Despite the judicial restriction, states have intensified efforts during the past few years to capture taxes lost in the modern e-commerce economy. According to MultiState Associates Inc., 34 states introduced 81 pieces of legislation during 2017 to recover revenue from digital commerce, and at least 14 measures have surfaced in six states during 2018—although a few bills have already died in New Mexico.
Brunori said that the Wayfair case, not the federal tax changes, will be the dominant development for sales tax purposes. In particular, there’s been a push among several states to implement Colorado-style notice and reporting regimes.
“What I’ve heard from a couple of states is, whether Quill stands or falls, we’re going to keep pursuing this,” Brunori said regarding the notice/reporting trend.
Aside from the state-level tax trends, several jurisdictions are mulling different approaches designed to mitigate the increased state and local tax burdens from the federal tax changes. Under the new law, taxpayers who itemize deductions on their federal return may deduct up to $10,000 in state and local sales, individual income, and property taxes. Previously the SALT deduction was unlimited.

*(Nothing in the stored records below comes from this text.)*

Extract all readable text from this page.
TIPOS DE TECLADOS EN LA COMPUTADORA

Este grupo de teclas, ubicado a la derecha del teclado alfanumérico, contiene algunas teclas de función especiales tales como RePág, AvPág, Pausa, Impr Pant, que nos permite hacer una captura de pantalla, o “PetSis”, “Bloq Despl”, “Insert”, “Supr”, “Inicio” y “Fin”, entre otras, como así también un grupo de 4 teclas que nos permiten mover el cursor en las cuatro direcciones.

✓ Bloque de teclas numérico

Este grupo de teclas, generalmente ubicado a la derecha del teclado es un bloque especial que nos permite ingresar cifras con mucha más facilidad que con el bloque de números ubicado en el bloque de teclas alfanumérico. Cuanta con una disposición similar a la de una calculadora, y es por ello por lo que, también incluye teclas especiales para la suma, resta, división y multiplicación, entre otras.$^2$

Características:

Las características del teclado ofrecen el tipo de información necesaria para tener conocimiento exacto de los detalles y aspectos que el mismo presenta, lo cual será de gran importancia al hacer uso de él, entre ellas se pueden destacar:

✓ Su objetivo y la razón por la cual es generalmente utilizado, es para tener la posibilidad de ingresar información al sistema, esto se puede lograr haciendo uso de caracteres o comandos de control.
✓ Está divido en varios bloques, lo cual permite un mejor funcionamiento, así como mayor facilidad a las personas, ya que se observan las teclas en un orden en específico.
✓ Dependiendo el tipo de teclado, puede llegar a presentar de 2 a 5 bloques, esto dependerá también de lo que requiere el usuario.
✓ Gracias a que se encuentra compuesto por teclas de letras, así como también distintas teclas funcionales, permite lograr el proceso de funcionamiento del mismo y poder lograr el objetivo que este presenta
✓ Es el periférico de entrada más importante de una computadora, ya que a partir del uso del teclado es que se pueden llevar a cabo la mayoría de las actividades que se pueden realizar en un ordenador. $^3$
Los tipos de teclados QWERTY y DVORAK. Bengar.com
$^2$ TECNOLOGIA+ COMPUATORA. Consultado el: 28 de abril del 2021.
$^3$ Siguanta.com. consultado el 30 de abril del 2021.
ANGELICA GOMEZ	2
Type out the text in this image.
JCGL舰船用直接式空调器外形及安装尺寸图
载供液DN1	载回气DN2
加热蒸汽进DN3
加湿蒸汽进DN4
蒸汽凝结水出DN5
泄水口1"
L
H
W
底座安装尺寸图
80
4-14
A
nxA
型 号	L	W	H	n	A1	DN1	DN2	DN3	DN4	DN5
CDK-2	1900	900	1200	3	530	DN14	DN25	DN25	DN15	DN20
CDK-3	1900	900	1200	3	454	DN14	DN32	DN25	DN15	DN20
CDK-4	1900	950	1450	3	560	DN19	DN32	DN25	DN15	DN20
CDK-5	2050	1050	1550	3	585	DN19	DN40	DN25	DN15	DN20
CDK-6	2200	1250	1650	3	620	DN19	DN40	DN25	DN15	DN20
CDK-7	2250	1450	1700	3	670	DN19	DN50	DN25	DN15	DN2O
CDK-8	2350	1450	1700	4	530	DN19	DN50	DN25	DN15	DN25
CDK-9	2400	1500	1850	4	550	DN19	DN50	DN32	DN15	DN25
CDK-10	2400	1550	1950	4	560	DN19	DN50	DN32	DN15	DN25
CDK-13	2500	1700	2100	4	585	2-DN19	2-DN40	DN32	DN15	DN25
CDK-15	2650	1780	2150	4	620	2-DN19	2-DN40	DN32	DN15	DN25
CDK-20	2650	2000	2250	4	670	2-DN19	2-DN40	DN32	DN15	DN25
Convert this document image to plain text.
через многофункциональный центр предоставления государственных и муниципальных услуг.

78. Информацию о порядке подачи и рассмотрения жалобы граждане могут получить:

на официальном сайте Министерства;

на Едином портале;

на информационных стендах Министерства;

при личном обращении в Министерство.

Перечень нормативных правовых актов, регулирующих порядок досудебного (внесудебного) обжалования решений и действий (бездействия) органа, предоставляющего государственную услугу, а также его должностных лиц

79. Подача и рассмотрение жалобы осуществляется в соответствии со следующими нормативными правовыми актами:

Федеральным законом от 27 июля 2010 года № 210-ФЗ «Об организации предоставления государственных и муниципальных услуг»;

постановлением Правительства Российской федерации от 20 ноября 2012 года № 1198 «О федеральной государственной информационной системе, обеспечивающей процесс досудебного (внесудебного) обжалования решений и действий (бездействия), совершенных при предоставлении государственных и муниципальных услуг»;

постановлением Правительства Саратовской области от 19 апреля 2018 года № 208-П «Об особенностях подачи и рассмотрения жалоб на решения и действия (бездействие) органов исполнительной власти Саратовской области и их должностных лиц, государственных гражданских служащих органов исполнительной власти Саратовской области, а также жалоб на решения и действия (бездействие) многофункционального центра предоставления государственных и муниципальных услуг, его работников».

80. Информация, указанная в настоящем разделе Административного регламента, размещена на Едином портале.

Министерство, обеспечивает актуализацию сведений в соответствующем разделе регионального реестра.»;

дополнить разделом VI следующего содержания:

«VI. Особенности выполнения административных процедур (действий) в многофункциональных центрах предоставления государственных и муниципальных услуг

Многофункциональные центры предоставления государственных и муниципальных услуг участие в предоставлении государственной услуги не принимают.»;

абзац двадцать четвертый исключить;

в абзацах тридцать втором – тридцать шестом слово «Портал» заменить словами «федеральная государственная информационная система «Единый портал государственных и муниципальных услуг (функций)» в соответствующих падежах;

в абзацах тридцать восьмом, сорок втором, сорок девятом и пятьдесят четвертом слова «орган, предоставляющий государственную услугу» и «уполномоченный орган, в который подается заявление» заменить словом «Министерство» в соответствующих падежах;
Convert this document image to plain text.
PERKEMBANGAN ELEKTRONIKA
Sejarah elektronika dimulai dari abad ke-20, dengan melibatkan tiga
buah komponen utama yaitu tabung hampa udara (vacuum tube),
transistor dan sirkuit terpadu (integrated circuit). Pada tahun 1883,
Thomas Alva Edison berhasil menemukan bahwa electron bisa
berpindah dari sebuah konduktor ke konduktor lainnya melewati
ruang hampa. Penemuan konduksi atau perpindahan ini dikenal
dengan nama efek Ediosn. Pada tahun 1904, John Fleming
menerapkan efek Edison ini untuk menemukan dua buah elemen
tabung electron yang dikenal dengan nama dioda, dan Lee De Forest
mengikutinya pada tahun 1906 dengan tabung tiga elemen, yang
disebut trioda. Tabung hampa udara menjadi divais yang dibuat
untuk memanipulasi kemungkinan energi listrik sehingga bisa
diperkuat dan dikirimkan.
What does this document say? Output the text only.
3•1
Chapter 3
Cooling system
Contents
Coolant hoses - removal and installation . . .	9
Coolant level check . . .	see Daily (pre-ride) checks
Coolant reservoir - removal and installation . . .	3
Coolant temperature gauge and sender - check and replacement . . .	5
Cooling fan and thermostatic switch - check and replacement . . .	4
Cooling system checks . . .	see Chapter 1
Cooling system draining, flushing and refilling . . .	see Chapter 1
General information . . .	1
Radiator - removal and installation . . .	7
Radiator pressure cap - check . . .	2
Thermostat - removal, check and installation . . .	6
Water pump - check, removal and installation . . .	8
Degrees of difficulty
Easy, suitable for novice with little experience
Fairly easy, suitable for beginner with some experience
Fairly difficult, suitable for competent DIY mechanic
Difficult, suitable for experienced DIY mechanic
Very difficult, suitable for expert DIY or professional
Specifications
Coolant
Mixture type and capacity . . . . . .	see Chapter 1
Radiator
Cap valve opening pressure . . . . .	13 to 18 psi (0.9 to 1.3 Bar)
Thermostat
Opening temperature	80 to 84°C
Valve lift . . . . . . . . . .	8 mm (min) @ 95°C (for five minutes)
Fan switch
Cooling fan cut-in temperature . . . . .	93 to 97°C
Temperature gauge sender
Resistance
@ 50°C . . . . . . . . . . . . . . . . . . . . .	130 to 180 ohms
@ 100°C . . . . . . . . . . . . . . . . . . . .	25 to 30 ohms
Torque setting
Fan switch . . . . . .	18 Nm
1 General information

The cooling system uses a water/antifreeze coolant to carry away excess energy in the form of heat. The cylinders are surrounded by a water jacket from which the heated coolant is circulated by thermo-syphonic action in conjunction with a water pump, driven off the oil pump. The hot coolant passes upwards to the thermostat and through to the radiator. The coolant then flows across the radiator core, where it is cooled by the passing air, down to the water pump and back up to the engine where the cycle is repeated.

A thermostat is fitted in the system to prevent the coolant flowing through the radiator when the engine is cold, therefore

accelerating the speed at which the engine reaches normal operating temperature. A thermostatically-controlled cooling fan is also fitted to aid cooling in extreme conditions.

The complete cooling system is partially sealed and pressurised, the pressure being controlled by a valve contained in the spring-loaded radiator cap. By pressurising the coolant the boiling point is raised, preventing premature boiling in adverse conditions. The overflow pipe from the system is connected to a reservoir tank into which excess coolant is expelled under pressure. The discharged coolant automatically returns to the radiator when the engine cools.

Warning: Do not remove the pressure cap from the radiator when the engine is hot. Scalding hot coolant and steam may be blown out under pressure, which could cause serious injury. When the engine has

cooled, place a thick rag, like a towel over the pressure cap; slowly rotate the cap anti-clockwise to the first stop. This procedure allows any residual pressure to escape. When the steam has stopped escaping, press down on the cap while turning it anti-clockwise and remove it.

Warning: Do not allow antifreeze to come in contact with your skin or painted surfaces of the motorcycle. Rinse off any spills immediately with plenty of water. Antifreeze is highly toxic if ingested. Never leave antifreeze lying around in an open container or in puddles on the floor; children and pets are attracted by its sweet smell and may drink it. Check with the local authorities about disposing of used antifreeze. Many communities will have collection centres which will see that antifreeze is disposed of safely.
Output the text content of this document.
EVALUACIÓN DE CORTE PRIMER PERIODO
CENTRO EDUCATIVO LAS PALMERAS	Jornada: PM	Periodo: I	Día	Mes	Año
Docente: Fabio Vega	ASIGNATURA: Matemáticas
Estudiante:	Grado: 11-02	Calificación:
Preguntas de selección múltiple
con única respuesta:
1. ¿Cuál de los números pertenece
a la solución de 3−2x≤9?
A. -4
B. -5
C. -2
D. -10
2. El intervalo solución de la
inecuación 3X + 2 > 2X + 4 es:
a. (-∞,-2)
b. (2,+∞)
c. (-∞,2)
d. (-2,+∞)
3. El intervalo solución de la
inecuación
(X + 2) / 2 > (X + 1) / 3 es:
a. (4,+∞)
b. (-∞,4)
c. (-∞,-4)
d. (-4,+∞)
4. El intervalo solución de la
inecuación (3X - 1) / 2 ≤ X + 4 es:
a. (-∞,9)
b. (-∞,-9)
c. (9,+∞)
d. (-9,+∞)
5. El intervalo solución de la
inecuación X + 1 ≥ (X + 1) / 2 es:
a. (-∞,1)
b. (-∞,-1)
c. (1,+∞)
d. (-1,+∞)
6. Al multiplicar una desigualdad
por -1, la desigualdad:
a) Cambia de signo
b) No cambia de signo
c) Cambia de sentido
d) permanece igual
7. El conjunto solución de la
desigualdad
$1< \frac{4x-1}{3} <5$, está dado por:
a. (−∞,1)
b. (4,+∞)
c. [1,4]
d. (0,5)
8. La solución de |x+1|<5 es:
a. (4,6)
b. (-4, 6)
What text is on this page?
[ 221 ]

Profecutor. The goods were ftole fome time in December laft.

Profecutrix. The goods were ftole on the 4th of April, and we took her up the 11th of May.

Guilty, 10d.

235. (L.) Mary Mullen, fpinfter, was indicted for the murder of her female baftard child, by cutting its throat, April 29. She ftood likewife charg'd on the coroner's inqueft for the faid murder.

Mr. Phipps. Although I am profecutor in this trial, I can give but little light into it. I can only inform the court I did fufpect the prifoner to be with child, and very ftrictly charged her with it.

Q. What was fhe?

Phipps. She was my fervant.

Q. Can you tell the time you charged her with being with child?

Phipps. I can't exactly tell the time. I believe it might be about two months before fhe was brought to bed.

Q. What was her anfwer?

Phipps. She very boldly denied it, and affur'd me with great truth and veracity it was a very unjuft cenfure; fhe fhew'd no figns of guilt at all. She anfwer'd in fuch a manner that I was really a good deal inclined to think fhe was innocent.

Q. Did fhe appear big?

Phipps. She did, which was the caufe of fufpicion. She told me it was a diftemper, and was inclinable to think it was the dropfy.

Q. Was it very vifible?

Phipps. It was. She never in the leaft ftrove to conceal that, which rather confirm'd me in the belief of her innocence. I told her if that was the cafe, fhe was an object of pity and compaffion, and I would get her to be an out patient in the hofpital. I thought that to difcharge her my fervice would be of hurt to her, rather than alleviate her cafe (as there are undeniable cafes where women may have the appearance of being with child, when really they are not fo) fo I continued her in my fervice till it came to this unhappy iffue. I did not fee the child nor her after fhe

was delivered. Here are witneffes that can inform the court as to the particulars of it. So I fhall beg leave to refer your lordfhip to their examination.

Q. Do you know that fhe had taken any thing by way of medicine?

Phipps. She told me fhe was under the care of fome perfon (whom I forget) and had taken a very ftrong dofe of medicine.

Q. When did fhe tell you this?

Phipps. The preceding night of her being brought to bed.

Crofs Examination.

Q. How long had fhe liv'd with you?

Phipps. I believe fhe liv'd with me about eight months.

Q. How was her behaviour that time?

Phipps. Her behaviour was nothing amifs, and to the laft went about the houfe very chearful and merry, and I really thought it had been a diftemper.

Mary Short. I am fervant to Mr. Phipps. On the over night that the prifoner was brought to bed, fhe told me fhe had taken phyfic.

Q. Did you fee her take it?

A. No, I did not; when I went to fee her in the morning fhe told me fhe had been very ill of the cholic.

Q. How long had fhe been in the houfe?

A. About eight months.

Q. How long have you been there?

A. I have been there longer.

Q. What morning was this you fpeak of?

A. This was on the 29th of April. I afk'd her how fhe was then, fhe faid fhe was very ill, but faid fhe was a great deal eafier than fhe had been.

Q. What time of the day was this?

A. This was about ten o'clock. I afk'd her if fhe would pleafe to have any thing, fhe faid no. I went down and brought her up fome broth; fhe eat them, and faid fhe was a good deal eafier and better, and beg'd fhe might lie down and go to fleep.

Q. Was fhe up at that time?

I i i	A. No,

Legislation allowing for charitable contributions to avoid the cap has been filed or is being considered in several states, including California, Connecticut, Illinois, Maryland, Nebraska, New Jersey, New York, and Virginia for income tax, and Washington for sales tax.
“I would be surprised if it worked,” Yesnowitz said.
He further highlighted issues with another SALT deduction workaround—shifting from taxing wage earners’ personal income to an employer payroll tax system—which has generated several concerns. In New York, for example, Gov. Andrew M. Cuomo’s proposed voluntary payroll tax would be phased in over three years beginning in the 2019 tax year. Employers would pay a 1.5 percent payroll tax in the first year, 3 percent in the second year, and 5 percent in the third and final year.
The payroll tax structure “works for payroll tax. It doesn’t work for partners and professional services firms,” Yesnowitz said. “It doesn’t work for non-wage earners.”
Meanwhile, the new federal “deemed repatriation” provisions might provide the impetus for states to repeal their tax haven laws.
Six states and the District of Columbia have enacted tax haven laws. In general, states have adopted one of two strategies. Montana and Oregon identify specific jurisdictions as tax havens, the “blacklist” approach. Tax haven laws in Alaska, Connecticut, Rhode Island, West Virginia, and the District of Columbia attempt to define what makes a country a tax haven, according to Bloomberg Tax data.
Through the federal tax law, Congress scrapped the previous international tax system for corporations—an unusual arrangement that allowed companies to defer U.S. income taxes on foreign earnings until they returned the income to the U.S. That “deferral” provision led companies to stockpile an estimated $3.1 trillion offshore and many, including Apple, were criticized for the moves.
From the audience, Doug Lindholm, president and executive director for the Council On State Taxation, said the return of money held offshore should encourage states to repeal tax haven regimes. A measure is advancing through the Oregon Legislature to repeal its tax haven statute.